Re: [RFC PATCH v1 0/2] Ignore non-LRU-based reclaim in memcg reclaim

From: Dave Chinner
Date: Thu Feb 02 2023 - 19:01:20 EST


On Thu, Feb 02, 2023 at 11:32:27PM +0000, Yosry Ahmed wrote:
> Reclaimed pages through other means than LRU-based reclaim are tracked
> through reclaim_state in struct scan_control, which is stashed in
> current task_struct. These pages are added to the number of reclaimed
> pages through LRUs. For memcg reclaim, these pages generally cannot be
> linked to the memcg under reclaim and can cause an overestimated count
> of reclaimed pages. This short series tries to address that.

Can you explain why memcg specific reclaim is calling shrinkers that
are not marked with SHRINKER_MEMCG_AWARE?

i.e. only objects that are directly associated with memcg aware
shrinkers should be accounted to the memcg, right? If the cache is
global (e.g the xfs buffer cache) then they aren't marked with
SHRINKER_MEMCG_AWARE and so should only be called for root memcg
(i.e. global) reclaim contexts.

So if you are having accounting problems caused by memcg specific
reclaim on global caches freeing non-memcg accounted memory, isn't
the problem the way the shrinkers are being called?

> Patch 1 is just refactoring updating reclaim_state into a helper
> function, and renames reclaimed_slab to just reclaimed, with a comment
> describing its true purpose.
>
> Patch 2 ignores pages reclaimed outside of LRU reclaim in memcg reclaim.
>
> The original draft was a little bit different.
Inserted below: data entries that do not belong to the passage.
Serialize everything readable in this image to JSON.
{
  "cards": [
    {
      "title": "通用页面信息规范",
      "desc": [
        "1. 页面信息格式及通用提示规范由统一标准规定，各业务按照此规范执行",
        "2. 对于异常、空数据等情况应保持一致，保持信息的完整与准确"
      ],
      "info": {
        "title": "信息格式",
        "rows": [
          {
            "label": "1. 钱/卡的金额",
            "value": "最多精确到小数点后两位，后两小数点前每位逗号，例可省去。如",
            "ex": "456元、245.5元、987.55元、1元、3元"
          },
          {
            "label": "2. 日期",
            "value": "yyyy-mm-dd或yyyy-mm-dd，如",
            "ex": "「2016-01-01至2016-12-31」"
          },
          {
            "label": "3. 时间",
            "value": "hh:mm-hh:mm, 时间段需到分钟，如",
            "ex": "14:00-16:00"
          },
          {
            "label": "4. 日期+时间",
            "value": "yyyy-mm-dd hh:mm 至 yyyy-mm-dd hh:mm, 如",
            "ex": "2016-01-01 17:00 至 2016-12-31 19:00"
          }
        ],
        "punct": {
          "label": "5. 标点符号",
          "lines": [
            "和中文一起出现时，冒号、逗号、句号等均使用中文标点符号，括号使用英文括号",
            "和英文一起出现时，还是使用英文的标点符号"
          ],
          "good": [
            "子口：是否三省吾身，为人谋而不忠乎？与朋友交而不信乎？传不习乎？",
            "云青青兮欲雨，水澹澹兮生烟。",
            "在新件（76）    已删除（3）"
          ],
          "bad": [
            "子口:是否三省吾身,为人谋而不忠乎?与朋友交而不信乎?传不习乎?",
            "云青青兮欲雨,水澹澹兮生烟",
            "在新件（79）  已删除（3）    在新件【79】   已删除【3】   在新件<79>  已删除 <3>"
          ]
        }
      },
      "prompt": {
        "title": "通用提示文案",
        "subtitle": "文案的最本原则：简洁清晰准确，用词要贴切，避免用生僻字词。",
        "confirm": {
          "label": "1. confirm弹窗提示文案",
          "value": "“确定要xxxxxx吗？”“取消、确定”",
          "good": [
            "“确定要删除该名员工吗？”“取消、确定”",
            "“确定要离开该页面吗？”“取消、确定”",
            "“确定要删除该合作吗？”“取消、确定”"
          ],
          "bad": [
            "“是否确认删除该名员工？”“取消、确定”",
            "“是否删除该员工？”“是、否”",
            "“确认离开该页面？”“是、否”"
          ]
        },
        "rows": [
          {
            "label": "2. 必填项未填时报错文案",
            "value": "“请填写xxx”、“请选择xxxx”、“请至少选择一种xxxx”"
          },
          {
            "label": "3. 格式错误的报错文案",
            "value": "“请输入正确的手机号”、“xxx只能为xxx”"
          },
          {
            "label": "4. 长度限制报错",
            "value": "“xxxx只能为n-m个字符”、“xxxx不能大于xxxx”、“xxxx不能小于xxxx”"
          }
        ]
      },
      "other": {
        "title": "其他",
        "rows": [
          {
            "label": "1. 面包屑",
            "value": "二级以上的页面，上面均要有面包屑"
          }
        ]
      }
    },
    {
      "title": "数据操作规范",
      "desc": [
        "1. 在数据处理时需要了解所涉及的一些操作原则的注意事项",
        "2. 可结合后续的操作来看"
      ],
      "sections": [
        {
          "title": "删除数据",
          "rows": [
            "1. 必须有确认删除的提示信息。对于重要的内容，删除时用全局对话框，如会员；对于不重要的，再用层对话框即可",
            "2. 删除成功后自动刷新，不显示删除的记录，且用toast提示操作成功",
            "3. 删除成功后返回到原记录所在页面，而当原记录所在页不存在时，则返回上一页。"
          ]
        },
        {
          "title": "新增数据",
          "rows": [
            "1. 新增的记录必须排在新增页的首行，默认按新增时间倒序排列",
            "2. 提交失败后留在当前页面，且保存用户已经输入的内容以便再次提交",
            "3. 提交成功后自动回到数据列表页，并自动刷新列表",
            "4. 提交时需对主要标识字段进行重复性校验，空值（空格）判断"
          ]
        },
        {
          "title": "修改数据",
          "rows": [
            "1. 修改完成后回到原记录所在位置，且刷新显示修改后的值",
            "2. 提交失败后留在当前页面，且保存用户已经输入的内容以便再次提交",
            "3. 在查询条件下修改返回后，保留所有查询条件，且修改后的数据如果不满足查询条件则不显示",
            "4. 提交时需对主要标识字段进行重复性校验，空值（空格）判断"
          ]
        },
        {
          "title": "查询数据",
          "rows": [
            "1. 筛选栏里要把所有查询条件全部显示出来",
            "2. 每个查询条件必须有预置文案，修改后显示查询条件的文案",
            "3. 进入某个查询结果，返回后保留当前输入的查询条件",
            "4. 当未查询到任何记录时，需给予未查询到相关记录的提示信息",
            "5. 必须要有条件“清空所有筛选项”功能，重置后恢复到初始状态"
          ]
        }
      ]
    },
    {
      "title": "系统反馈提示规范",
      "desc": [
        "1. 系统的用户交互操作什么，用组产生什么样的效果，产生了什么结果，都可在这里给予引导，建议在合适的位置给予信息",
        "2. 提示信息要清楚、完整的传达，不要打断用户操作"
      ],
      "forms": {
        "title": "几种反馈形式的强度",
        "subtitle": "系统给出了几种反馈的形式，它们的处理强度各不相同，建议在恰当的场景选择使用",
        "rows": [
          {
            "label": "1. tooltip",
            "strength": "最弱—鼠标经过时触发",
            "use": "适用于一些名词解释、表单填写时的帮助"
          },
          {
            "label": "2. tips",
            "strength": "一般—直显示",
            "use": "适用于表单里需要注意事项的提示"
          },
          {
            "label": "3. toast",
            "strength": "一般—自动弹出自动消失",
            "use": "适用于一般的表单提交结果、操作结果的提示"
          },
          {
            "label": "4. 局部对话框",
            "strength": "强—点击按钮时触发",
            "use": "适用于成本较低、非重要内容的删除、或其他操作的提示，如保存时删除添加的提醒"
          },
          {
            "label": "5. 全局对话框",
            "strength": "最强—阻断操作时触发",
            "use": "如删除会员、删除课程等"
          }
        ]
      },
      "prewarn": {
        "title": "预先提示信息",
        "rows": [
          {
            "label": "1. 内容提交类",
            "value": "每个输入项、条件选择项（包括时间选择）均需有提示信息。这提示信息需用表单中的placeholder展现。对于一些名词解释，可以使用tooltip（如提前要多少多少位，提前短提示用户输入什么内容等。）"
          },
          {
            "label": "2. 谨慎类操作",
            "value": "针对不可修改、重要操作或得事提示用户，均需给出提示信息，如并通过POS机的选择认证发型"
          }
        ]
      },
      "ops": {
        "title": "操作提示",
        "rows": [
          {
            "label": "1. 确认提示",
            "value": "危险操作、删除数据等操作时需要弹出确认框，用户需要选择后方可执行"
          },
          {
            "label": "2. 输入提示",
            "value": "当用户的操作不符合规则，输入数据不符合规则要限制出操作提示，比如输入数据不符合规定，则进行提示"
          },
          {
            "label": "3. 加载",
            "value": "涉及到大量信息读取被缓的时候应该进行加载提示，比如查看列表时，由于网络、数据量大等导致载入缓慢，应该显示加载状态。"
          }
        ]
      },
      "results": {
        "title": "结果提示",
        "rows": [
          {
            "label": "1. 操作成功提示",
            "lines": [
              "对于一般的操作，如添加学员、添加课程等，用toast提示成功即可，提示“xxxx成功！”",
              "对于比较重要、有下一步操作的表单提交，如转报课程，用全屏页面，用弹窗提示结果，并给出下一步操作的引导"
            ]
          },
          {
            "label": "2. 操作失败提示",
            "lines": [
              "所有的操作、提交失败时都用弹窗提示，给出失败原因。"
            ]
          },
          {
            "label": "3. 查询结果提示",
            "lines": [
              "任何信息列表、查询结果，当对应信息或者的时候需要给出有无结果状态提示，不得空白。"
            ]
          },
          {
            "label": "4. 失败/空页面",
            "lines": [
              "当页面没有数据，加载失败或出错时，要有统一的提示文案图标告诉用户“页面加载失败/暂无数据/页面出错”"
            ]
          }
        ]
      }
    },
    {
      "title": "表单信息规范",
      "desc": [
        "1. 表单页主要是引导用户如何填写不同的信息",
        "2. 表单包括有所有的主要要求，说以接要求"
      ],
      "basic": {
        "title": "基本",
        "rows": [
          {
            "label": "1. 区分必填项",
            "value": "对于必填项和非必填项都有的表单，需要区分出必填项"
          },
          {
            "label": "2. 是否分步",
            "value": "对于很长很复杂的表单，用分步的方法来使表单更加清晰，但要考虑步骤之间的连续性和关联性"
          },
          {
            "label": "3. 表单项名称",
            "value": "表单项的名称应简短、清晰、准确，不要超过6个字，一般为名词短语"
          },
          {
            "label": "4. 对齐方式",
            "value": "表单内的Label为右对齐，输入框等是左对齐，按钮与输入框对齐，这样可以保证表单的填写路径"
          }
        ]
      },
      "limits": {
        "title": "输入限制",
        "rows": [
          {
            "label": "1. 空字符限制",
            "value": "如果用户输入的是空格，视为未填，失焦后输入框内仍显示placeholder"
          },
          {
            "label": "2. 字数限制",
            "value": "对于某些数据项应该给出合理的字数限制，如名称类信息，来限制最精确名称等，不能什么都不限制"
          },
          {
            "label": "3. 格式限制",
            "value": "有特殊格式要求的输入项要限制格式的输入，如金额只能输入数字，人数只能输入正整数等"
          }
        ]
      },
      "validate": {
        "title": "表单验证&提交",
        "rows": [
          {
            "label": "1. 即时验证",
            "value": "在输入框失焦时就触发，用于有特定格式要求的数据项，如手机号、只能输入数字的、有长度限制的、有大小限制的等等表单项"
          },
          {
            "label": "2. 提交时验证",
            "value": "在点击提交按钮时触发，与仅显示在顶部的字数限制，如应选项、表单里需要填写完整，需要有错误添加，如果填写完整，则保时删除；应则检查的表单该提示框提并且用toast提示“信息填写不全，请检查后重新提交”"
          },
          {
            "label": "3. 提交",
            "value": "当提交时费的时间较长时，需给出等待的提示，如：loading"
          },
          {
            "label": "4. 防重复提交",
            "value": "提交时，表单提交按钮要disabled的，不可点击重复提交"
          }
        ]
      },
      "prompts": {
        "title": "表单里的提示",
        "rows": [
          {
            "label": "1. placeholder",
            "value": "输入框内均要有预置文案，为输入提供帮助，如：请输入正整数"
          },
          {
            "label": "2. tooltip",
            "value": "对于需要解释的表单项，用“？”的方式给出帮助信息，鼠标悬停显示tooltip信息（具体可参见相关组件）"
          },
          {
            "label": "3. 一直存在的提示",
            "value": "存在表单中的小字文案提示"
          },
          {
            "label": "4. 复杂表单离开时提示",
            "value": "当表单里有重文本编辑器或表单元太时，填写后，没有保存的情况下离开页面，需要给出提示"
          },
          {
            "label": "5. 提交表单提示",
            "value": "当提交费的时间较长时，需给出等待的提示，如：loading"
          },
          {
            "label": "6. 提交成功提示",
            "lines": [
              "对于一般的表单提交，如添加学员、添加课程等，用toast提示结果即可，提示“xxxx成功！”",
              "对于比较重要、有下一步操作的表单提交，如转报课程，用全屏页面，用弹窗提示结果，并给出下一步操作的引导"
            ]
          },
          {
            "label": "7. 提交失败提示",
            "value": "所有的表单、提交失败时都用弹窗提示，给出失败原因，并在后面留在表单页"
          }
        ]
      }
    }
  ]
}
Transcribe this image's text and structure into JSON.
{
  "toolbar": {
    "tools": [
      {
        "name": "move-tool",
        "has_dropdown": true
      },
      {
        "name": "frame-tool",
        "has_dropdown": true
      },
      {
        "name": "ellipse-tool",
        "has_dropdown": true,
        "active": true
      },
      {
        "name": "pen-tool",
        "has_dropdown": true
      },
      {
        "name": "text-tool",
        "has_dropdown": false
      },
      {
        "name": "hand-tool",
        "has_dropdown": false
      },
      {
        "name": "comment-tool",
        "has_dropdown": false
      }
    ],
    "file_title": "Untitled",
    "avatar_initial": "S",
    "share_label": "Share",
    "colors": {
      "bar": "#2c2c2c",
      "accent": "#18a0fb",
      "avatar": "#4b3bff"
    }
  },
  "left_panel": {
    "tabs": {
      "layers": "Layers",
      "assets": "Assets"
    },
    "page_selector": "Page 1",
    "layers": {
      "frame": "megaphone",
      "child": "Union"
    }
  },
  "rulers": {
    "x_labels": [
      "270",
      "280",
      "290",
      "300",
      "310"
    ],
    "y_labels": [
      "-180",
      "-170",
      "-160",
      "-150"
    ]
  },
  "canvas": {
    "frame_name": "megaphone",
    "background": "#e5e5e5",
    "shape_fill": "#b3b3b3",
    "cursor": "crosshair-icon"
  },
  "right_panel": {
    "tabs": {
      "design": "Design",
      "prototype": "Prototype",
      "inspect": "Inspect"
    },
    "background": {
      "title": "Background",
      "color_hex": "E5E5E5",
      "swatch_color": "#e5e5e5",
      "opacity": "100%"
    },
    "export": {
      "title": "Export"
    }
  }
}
It also kept track of
> uncharged objcg pages, and reported them only in memcg reclaim and only
> if the uncharged memcg is in the subtree of the memcg under reclaim.
> This was an attempt to make reporting of memcg reclaim even more
> accurate, but was dropped due to questionable complexity vs benefit
> tradeoff. It can be revived if there is interest.
>
> Yosry Ahmed (2):
> mm: vmscan: refactor updating reclaimed pages in reclaim_state
> mm: vmscan: ignore non-LRU-based reclaim in memcg reclaim
>
> fs/inode.c | 3 +--

Inodes and inode mapping pages are directly charged to the memcg
that allocated them and the shrinker is correctly marked as
SHRINKER_MEMCG_AWARE. Freeing the pages attached to the inode will
account them correctly to the related memcg, regardless of which
memcg is triggering the reclaim. Hence I'm not sure that skipping
the accounting of the reclaimed memory is even correct in this case;
I think the code should still be accounting for all pages that
belong to the memcg being scanned that are reclaimed, not ignoring
them altogether...

-Dave.
--
Dave Chinner
david@xxxxxxxxxxxxx